The text also interrogates The Ethics of Surgical Intervention, examining how the impulse to operate often masks an avoidance of difficult truths. In the case of the cyclist with severe brain damage, Marsh advocates against operating, framing his stance as the more humane option for the patient. The author suggests that operating is frequently easier for surgeons than initiating honest conversations with patients’ families about the profound disabilities their loved ones will face post-surgery. Conversely, in Chapter 11, Marsh succumbs to a family’s desperate hope and operates on Helen’s terminal ependymoma, only to find a “sad tangle of tumour, dying brain and blood vessels” and bitterly regretting his weakness (138). These contrasting cases demonstrate that the decision not to operate often demands more courage than proceeding with surgery. This ethical dilemma frames surgical restraint as a necessary evolution in a medical career.


Marsh’s interactions with patients and their families present this aspect of his profession as a profound emotional responsibility that institutional guidelines cannot adequately equip one for. He explicitly contrasts the mandated empathy training he must attend with the task of breaking devastating news to a breast cancer patient’s family while standing in a crowded, six-bed bay.
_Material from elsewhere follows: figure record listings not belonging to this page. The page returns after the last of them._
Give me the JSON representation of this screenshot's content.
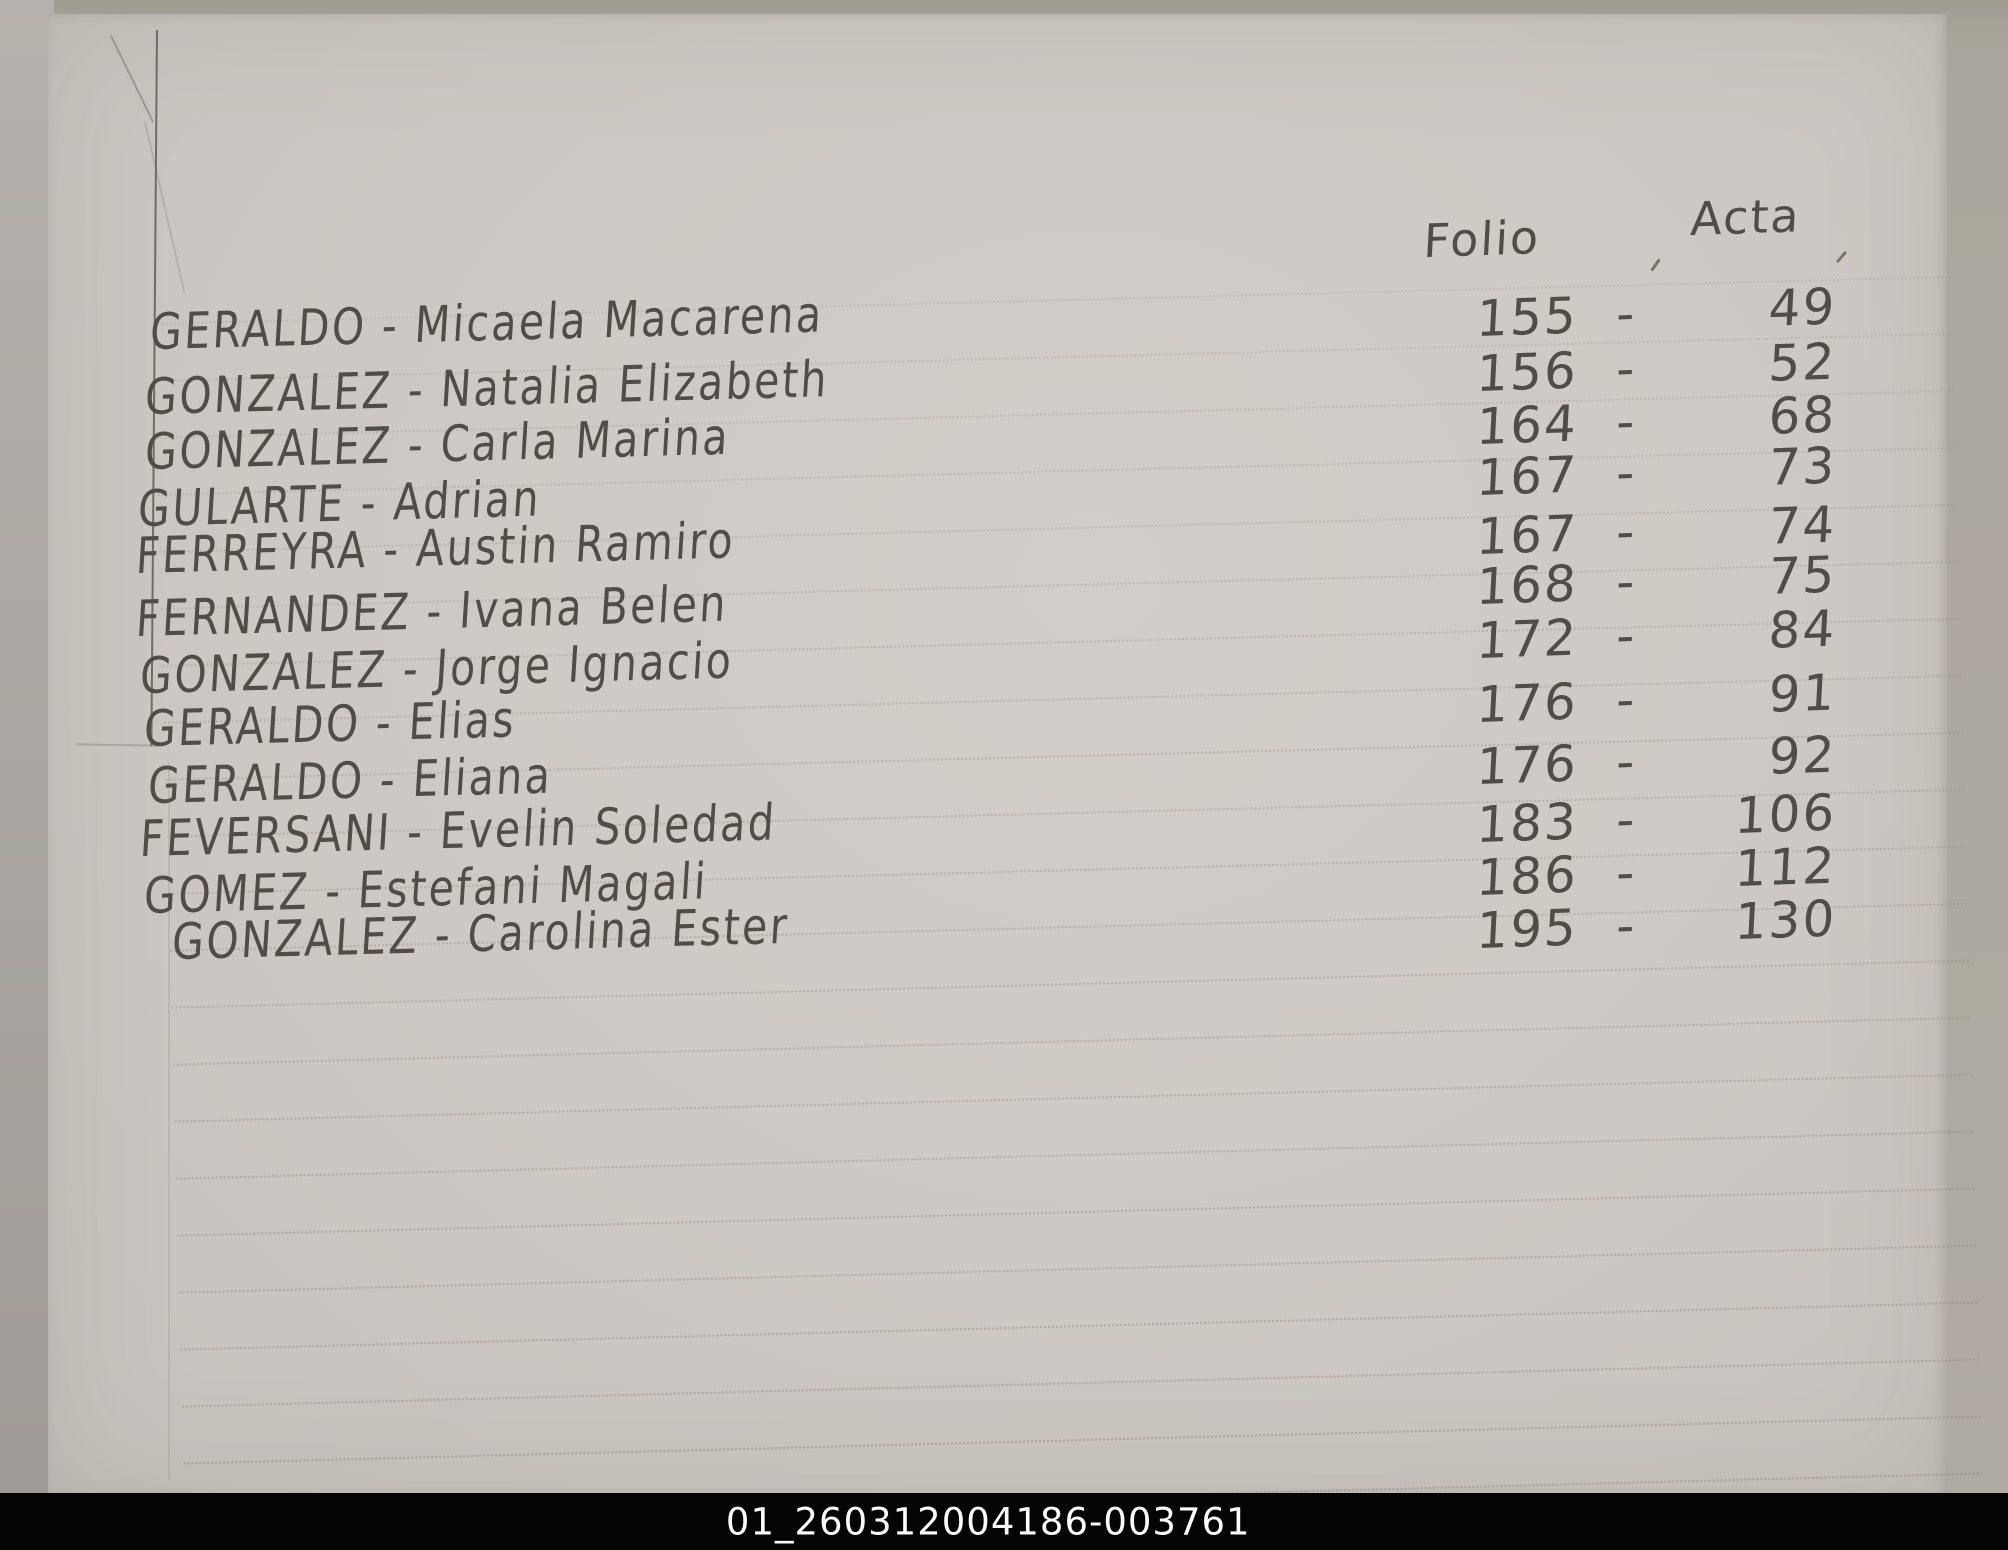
{
  "document": {
    "kind": "handwritten registry index page",
    "columns": {
      "folio_label": "Folio",
      "acta_label": "Acta"
    },
    "separator": "-",
    "entries": [
      {
        "name": "GERALDO - Micaela Macarena",
        "folio": "155",
        "acta": "49"
      },
      {
        "name": "GONZALEZ - Natalia Elizabeth",
        "folio": "156",
        "acta": "52"
      },
      {
        "name": "GONZALEZ - Carla Marina",
        "folio": "164",
        "acta": "68"
      },
      {
        "name": "GULARTE - Adrian",
        "folio": "167",
        "acta": "73"
      },
      {
        "name": "FERREYRA - Austin Ramiro",
        "folio": "167",
        "acta": "74"
      },
      {
        "name": "FERNANDEZ - Ivana Belen",
        "folio": "168",
        "acta": "75"
      },
      {
        "name": "GONZALEZ - Jorge Ignacio",
        "folio": "172",
        "acta": "84"
      },
      {
        "name": "GERALDO - Elias",
        "folio": "176",
        "acta": "91"
      },
      {
        "name": "GERALDO - Eliana",
        "folio": "176",
        "acta": "92"
      },
      {
        "name": "FEVERSANI - Evelin Soledad",
        "folio": "183",
        "acta": "106"
      },
      {
        "name": "GOMEZ - Estefani Magali",
        "folio": "186",
        "acta": "112"
      },
      {
        "name": "GONZALEZ - Carolina Ester",
        "folio": "195",
        "acta": "130"
      }
    ],
    "caption": "01_260312004186-003761"
  }
}
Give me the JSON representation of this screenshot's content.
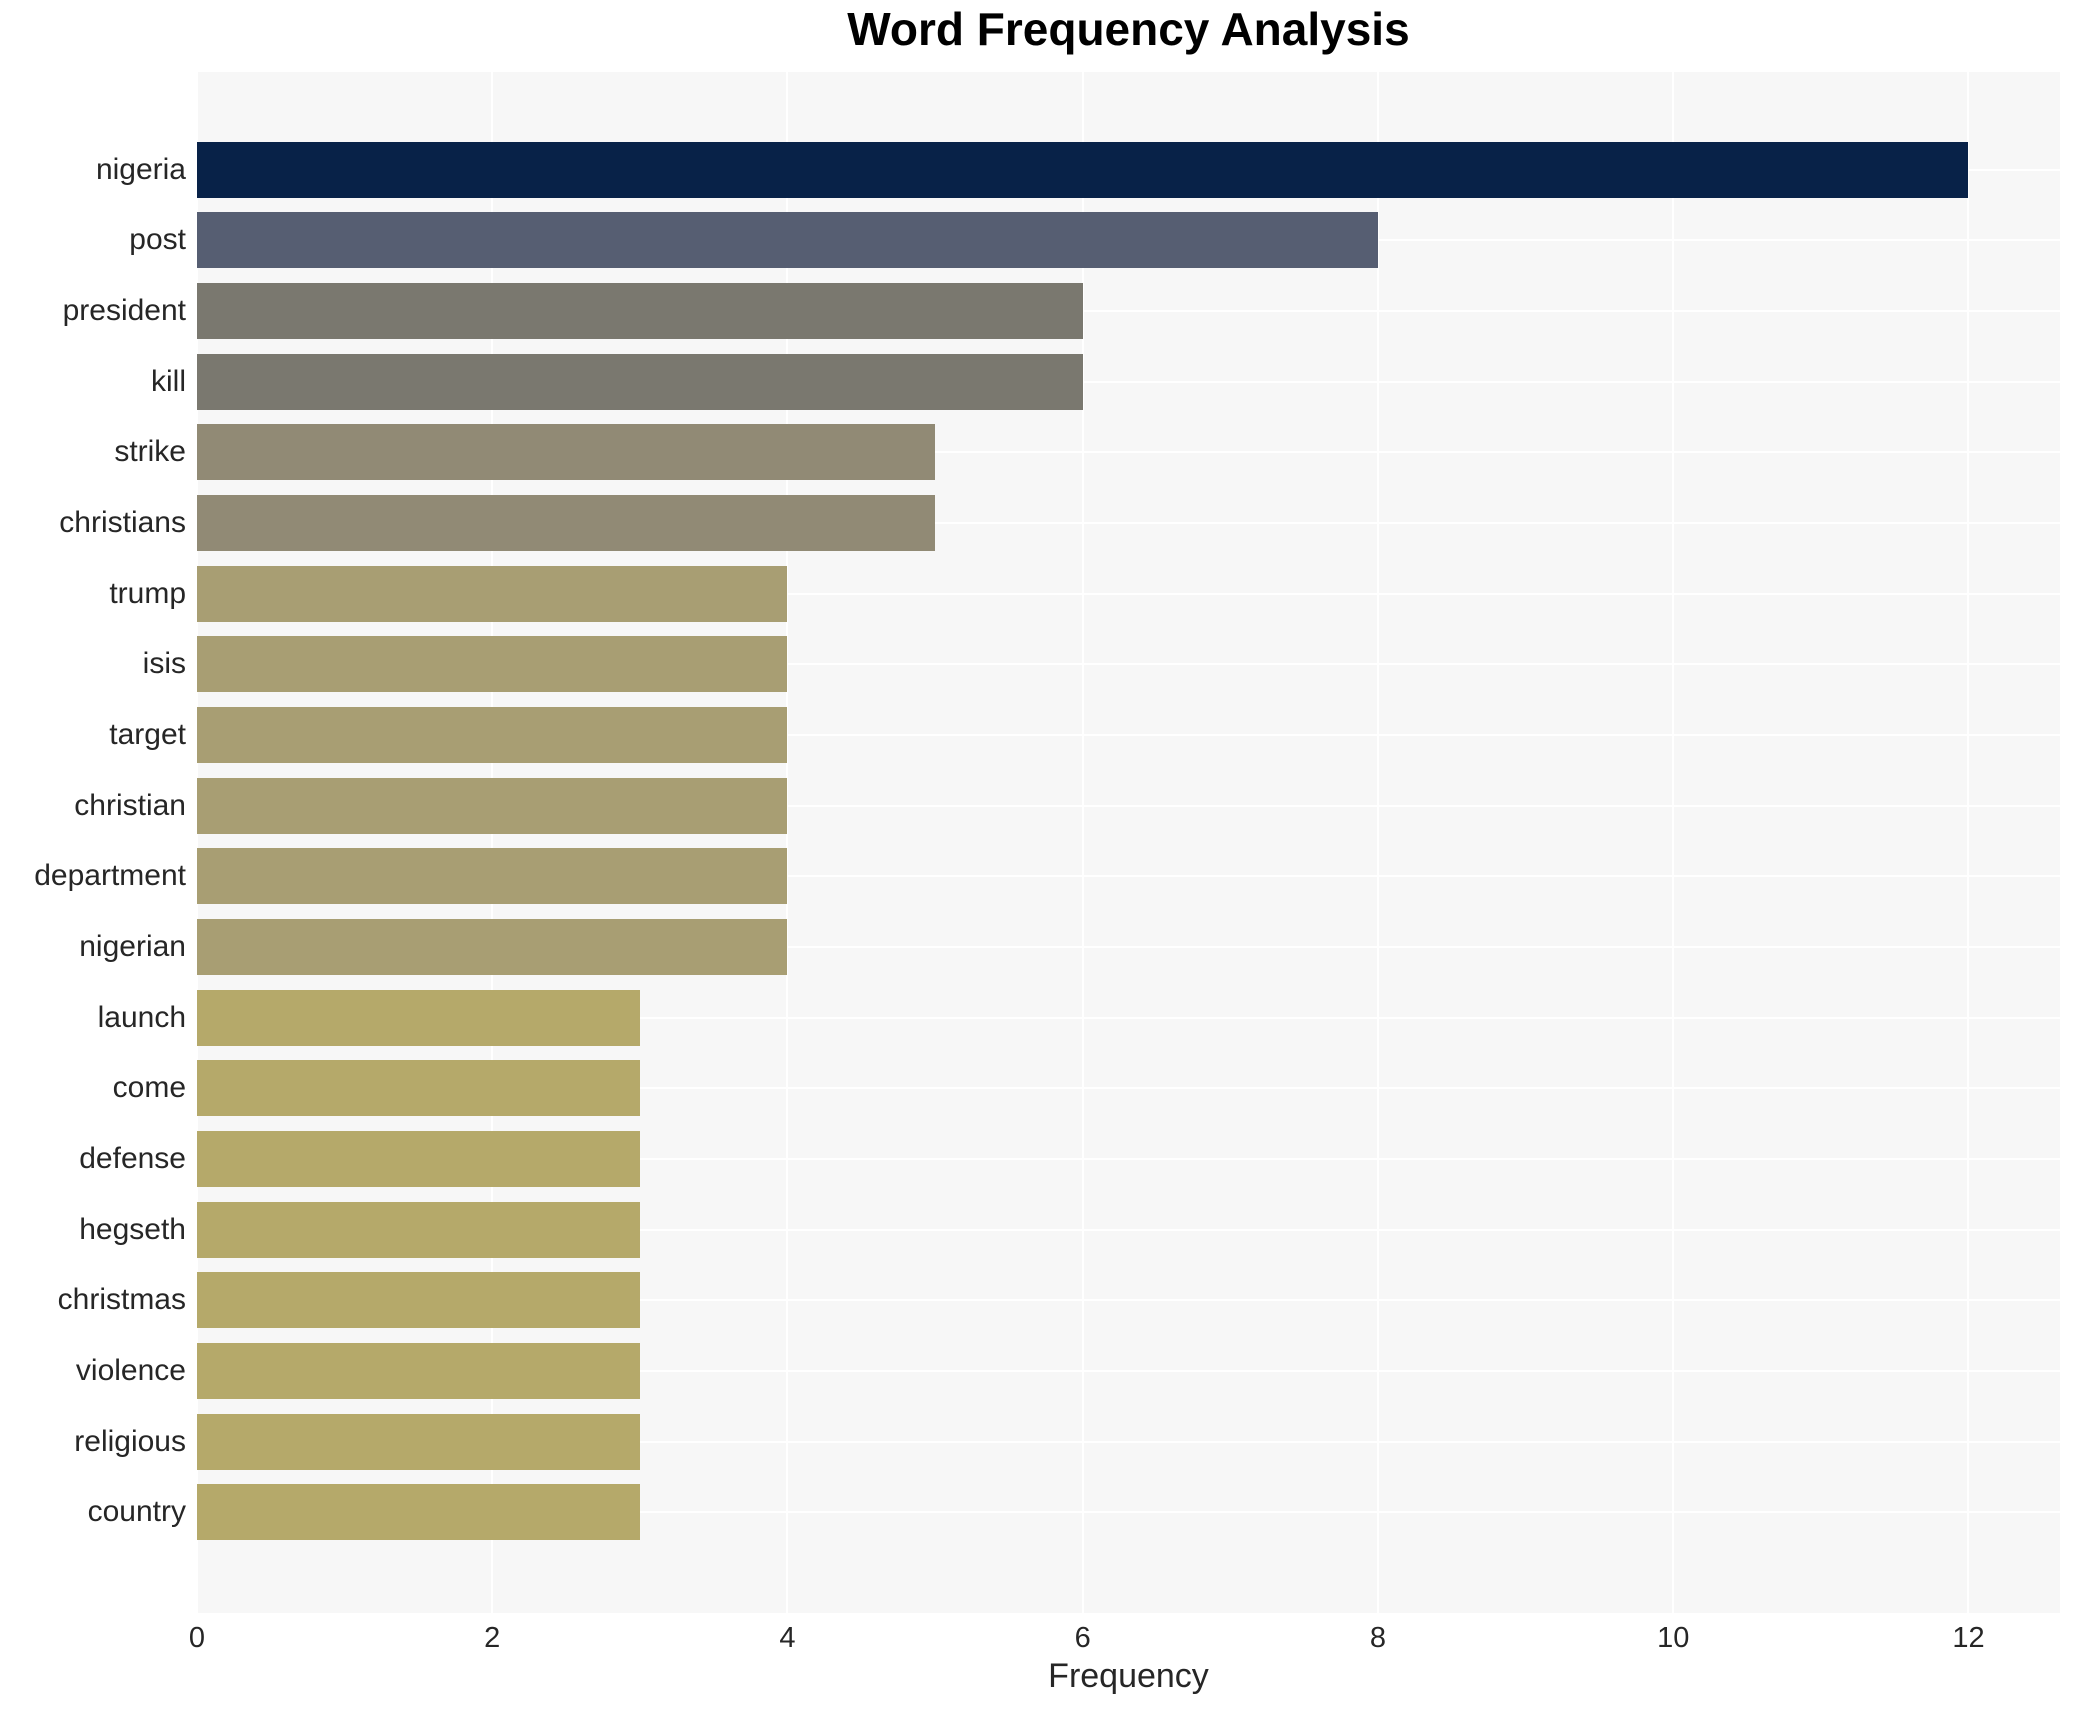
{
  "chart_data": {
    "type": "bar",
    "orientation": "horizontal",
    "title": "Word Frequency Analysis",
    "xlabel": "Frequency",
    "ylabel": "",
    "categories": [
      "nigeria",
      "post",
      "president",
      "kill",
      "strike",
      "christians",
      "trump",
      "isis",
      "target",
      "christian",
      "department",
      "nigerian",
      "launch",
      "come",
      "defense",
      "hegseth",
      "christmas",
      "violence",
      "religious",
      "country"
    ],
    "values": [
      12,
      8,
      6,
      6,
      5,
      5,
      4,
      4,
      4,
      4,
      4,
      4,
      3,
      3,
      3,
      3,
      3,
      3,
      3,
      3
    ],
    "bar_colors": [
      "#082248",
      "#565e72",
      "#7a786f",
      "#7a786f",
      "#918a75",
      "#918a75",
      "#a89e73",
      "#a89e73",
      "#a89e73",
      "#a89e73",
      "#a89e73",
      "#a89e73",
      "#b5a96a",
      "#b5a96a",
      "#b5a96a",
      "#b5a96a",
      "#b5a96a",
      "#b5a96a",
      "#b5a96a",
      "#b5a96a"
    ],
    "xticks": [
      0,
      2,
      4,
      6,
      8,
      10,
      12
    ],
    "xlim": [
      0,
      12.62
    ],
    "grid": true,
    "legend": false,
    "plot_bg": "#f7f7f7",
    "grid_color": "#ffffff",
    "text_color": "#262626"
  }
}
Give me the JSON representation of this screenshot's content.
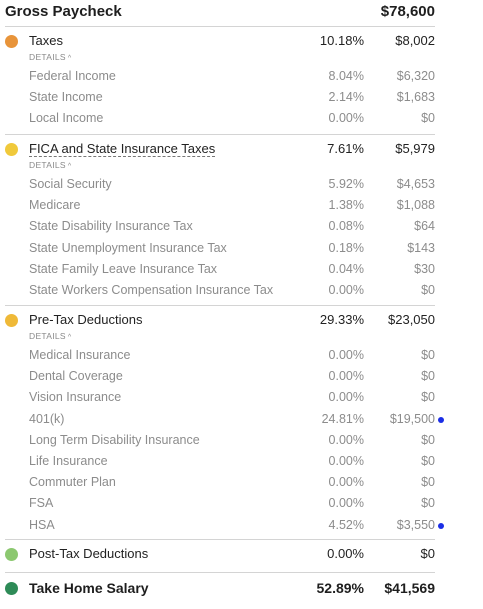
{
  "header": {
    "title": "Gross Paycheck",
    "amount": "$78,600"
  },
  "details_label": "DETAILS",
  "details_caret": "^",
  "colors": {
    "taxes": "#e8943a",
    "fica": "#f0c93b",
    "pretax": "#efb938",
    "posttax": "#8cc870",
    "takehome": "#2e8b57",
    "marker": "#1b2ee6"
  },
  "sections": {
    "taxes": {
      "label": "Taxes",
      "pct": "10.18%",
      "amount": "$8,002",
      "rows": [
        {
          "label": "Federal Income",
          "pct": "8.04%",
          "amount": "$6,320"
        },
        {
          "label": "State Income",
          "pct": "2.14%",
          "amount": "$1,683"
        },
        {
          "label": "Local Income",
          "pct": "0.00%",
          "amount": "$0"
        }
      ]
    },
    "fica": {
      "label": "FICA and State Insurance Taxes",
      "pct": "7.61%",
      "amount": "$5,979",
      "rows": [
        {
          "label": "Social Security",
          "pct": "5.92%",
          "amount": "$4,653"
        },
        {
          "label": "Medicare",
          "pct": "1.38%",
          "amount": "$1,088"
        },
        {
          "label": "State Disability Insurance Tax",
          "pct": "0.08%",
          "amount": "$64"
        },
        {
          "label": "State Unemployment Insurance Tax",
          "pct": "0.18%",
          "amount": "$143"
        },
        {
          "label": "State Family Leave Insurance Tax",
          "pct": "0.04%",
          "amount": "$30"
        },
        {
          "label": "State Workers Compensation Insurance Tax",
          "pct": "0.00%",
          "amount": "$0"
        }
      ]
    },
    "pretax": {
      "label": "Pre-Tax Deductions",
      "pct": "29.33%",
      "amount": "$23,050",
      "rows": [
        {
          "label": "Medical Insurance",
          "pct": "0.00%",
          "amount": "$0"
        },
        {
          "label": "Dental Coverage",
          "pct": "0.00%",
          "amount": "$0"
        },
        {
          "label": "Vision Insurance",
          "pct": "0.00%",
          "amount": "$0"
        },
        {
          "label": "401(k)",
          "pct": "24.81%",
          "amount": "$19,500"
        },
        {
          "label": "Long Term Disability Insurance",
          "pct": "0.00%",
          "amount": "$0"
        },
        {
          "label": "Life Insurance",
          "pct": "0.00%",
          "amount": "$0"
        },
        {
          "label": "Commuter Plan",
          "pct": "0.00%",
          "amount": "$0"
        },
        {
          "label": "FSA",
          "pct": "0.00%",
          "amount": "$0"
        },
        {
          "label": "HSA",
          "pct": "4.52%",
          "amount": "$3,550"
        }
      ]
    },
    "posttax": {
      "label": "Post-Tax Deductions",
      "pct": "0.00%",
      "amount": "$0"
    },
    "takehome": {
      "label": "Take Home Salary",
      "pct": "52.89%",
      "amount": "$41,569"
    }
  }
}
The emotional toll of this burden is illustrated when Marsh kneels beside the bed of his long-time patient, David, admitting that further surgery is useless, and then weeps in his car. The raw, unmediated grief of this encounter exposes the inadequacy of bureaucratic protocols. By juxtaposing sanitized corporate directives with the visceral trauma of terminal diagnoses, the narrative reveals how deeply doctors are affected by the suffering they cannot cure.


These chapters present Marsh’s surgical career as a long exercise in Professional Accountability and the Inevitability of Error as he explores the role of cognitive bias in judgment calls. For example, he reveals that his misdiagnosis of a stroke as a tumor led to an unnecessary biopsy. Meanwhile, his account of permanently damaging a patient’s facial nerve after an angry exchange over the neurosurgeons’ sitting room acknowledges the role unregulated emotions can play in disastrous surgical outcomes. The ensuing legal and administrative complaint processes, including a meeting inadvertently scheduled on the exact anniversary of a patient’s death, force Marsh to confront the consequences of his fallibility. This candid reckoning demystifies neurosurgery, framing medical practice as a precarious endeavor where preconceived ideas and emotional volatility can carry devastating, irreversible weight.